While I did leave his bedside, I wasn’t far enough away to miss the blood curdling cries. Those I won’t soon forget. They had to dilate his pupil and then retract his eyelids to look into his eyes with very bright light. Poor Oscar.
But the results were normal. Oscar’s eyes are developing properly. One less thing to worry about. Thank God.
The Dr told me his eyes would be swollen the rest of the day. Boy were they ever. I rushed to put him back on and finish nursing. He did so and quickly fell asleep in my arms. He was calm again.
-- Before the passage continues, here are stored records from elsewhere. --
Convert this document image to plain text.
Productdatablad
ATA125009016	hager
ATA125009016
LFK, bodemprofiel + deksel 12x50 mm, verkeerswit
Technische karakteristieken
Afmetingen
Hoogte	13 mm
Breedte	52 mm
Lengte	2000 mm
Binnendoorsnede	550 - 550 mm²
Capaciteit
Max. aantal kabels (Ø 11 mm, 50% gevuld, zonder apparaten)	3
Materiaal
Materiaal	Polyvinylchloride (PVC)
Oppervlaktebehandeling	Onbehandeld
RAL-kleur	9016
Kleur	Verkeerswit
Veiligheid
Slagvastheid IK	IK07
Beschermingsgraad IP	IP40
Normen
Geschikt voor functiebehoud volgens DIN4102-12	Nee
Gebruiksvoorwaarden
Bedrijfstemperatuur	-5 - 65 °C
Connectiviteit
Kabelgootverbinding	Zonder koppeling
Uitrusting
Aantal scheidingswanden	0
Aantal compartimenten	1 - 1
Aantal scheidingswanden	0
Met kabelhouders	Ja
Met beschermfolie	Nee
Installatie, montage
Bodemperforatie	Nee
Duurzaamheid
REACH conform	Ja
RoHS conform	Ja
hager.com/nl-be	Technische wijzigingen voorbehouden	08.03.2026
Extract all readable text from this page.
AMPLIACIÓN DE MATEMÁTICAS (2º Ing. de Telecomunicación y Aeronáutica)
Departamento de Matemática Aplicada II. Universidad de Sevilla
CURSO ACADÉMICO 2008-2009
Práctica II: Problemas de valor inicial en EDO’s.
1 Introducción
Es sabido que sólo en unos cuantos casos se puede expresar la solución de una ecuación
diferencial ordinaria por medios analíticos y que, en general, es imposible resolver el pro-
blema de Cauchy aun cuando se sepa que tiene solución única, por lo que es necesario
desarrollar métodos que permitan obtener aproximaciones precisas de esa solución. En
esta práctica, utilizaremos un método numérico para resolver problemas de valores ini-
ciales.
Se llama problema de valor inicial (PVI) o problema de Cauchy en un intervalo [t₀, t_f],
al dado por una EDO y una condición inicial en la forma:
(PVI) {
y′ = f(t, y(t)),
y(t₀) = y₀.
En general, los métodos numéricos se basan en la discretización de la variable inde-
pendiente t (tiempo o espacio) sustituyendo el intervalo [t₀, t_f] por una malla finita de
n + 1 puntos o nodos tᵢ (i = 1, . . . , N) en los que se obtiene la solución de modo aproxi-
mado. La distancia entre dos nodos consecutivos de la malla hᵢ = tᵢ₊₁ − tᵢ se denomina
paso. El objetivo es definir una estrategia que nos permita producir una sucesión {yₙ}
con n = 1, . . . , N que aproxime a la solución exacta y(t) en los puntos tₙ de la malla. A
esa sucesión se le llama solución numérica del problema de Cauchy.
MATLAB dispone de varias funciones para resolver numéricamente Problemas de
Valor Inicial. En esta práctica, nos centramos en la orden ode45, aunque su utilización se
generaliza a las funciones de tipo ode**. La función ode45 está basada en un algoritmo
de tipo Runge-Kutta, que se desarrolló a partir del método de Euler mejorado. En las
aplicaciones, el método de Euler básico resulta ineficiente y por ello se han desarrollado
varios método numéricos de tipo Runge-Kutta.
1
I was less so but pleased that I had made things as good for him as I could.
Then the nurse came by to say that they would be there momentarily from ultrasound to do Oscar’s follow up brain scan.
Great.
So Oscar was subjected to more prodding, on the heels of a very uncomfortable though mercifully quick procedure. My little man couldn’t go back to sleep after that, try as I might to help him settle. It was now 5:15 and I would be lucky to make it home before my nanny was off at 6. I had to leave. An awful feeling to say the least.
But one lovely thing that Lisa, the nurse for the afternoon shift said to make me feel better, resonated.
“He’s on the launch pad now. Almost ready to come home.”
🙂
On our way home from school Lucca asked “Mom, can I watch a show?” (his mantra)
I said “But Lucca, I like to talk to you. Can’t we…”
He interrupted me and said “I know Mom, I know. But I just can’t talk anymore.”